Quello che nessuno vi dirà…

Nessuno vi dirà mai che avevamo bisogno di aiuto per i nostri bambini, vi diranno che l’ aiuto era per noi, perché siamo dei disonesti..

Nessuno vi dirà mai che dietro a quello che faccio, da aprile 2018, ci sono io che rompo le palle a esponenti politici e non solo affinché i nostri diritti vengano riconosciuti, vi diranno che sono una stronza in cerca di visibilità…

Nessuno vi dirà mai che le iene erano venute per festeggiare semplicemente Francesco, vi diranno che le iene sono venute per screditare altre mamme e che era tutto programmato dalla sottoscritta…

Nessuno vi dirà mai che dietro a tutte quelle voci e bugie c’è una donna che da luglio sta facendo di tutto affinché i miei bambini mi vengano portati via, vi diranno che sono una madre psicopatica che merita l’esilio e soffre di non so quale malattia…
Ma oggi, sono qui a dirvi che quello che volevamo era semplicemente che altri bambini avessero la possibilità di avere più terapie, più svaghi, più vita, che cercavamo appunto di dare attraverso l’ aiuto di chi poteva supportarci perché da soli non siamo nessuno…

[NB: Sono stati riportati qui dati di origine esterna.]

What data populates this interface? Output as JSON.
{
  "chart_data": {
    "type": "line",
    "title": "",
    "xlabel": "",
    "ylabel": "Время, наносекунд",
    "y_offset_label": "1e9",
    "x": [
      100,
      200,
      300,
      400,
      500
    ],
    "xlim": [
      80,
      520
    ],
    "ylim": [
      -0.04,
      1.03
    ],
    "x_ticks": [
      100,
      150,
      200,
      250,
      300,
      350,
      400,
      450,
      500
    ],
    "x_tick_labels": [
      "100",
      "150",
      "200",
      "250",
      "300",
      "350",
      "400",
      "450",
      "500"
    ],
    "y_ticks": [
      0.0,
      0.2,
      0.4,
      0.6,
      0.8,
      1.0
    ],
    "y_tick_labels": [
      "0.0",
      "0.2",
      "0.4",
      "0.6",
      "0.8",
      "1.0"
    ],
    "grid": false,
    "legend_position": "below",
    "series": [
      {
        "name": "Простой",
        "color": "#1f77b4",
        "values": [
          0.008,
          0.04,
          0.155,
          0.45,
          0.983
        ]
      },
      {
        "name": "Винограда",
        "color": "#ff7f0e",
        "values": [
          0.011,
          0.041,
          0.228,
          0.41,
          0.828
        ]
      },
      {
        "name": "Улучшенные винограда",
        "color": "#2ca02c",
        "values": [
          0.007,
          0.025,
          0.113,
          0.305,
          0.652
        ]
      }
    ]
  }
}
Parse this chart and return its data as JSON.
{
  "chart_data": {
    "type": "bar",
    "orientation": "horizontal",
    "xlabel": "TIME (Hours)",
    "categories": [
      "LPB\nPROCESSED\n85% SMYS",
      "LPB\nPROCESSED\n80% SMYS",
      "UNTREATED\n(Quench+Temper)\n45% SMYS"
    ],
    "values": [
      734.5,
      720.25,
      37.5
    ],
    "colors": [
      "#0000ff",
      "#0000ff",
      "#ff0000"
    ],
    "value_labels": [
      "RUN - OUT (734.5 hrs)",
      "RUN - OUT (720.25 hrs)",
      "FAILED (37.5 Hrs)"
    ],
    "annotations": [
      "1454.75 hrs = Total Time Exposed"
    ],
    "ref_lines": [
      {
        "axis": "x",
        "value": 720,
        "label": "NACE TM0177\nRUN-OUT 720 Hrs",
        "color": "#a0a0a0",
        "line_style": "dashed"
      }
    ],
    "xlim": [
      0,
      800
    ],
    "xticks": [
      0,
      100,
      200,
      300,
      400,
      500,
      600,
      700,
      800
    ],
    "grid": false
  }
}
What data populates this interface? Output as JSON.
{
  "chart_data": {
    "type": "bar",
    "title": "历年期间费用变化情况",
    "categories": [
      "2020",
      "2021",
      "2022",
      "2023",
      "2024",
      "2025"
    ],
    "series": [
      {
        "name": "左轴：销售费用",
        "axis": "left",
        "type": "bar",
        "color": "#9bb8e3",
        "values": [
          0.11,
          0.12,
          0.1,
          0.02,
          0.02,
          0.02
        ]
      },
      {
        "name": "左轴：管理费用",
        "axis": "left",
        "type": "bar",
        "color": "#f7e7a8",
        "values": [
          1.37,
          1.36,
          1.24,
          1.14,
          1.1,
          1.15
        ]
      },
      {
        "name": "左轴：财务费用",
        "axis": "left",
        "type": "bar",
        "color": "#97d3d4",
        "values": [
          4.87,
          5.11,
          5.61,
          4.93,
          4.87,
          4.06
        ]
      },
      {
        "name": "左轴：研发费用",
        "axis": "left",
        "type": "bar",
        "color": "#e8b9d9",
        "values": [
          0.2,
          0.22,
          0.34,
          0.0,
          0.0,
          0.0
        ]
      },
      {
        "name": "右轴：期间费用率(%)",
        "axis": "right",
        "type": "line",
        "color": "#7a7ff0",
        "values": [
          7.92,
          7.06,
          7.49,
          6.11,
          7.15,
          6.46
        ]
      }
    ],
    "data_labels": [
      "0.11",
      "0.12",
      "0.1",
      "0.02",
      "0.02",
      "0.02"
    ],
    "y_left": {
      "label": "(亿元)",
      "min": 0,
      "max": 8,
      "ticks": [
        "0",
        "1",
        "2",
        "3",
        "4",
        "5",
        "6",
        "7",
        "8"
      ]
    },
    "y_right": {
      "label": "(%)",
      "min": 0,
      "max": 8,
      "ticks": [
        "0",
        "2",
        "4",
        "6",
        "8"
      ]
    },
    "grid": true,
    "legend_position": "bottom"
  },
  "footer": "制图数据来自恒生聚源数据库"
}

Oggi sono qui a dirvi che da quel 24 settembre la nostra vita è cambiata, abbiamo incontrato persone fantastiche ma ne abbiamo perse anche tante durante il cammino, abbiamo trovato famiglie che ci hanno aperto la loro casa, ragazzi che sono venuti da lontano solo per regalare un sorriso al nostro bambino… Ma voi non lo sapete e quella gioia io oggi ho cercato di donarla ad altri bambini meno fortunati di noi.

Durante le feste che ci sono state organizzate abbiamo ricevuto tanti regali ma noi avevamo bisogno semplicemente di far conoscere la nostra storia, comune a quella di tante famiglie e, già dalla prima festa, ad ogni festa abbiamo fatto scegliere 1 regalo a Francesco e tutti gli altri sono stati conservati e, involontariamente, oggi, con i vostri regali, avete donato un sorriso ai bambini dell oncologico di Modena… Spero non mi odierete per questo ma il bene genera bene sempre e il bene che ci avete donato con i vostri abbracci supera qualsiasi regalo…

Oggi sono qui anche per dirvi che da quel 24 settembre la nostra vita è cambiata, in peggio, a causa di chi ha deciso,  per pura cattiveria, di rovinarci la vita, tutto lo stress e il nervosismo che alcuni di voi hanno letto tra le righe dei miei post era arrivato quasi a distruggere quello per cui avevo sempre lottato, la mia famiglia, ed è per questo motivo che ho deciso di prendere un momento di pausa social, ho bisogno di disintossicarmi e dedicare le mie energie a cose positive, ai nostri progetti e a tutto quello che di buono spero ci porti il nuovo anno perché lo devo a chi crede in noi, ai terapisti, alle mamme che hanno bisogno di me, alle persone che stanno facendo di tutto per la nostra associazione affinché abbia uno spazio degno dei nostri bambini ma sopratutto lo devo a mio marito, ai miei figli e sopratutto a Francesco…

Quindi, a una settimana esatta dal Natale sono qui a salutarvi, momentaneamente…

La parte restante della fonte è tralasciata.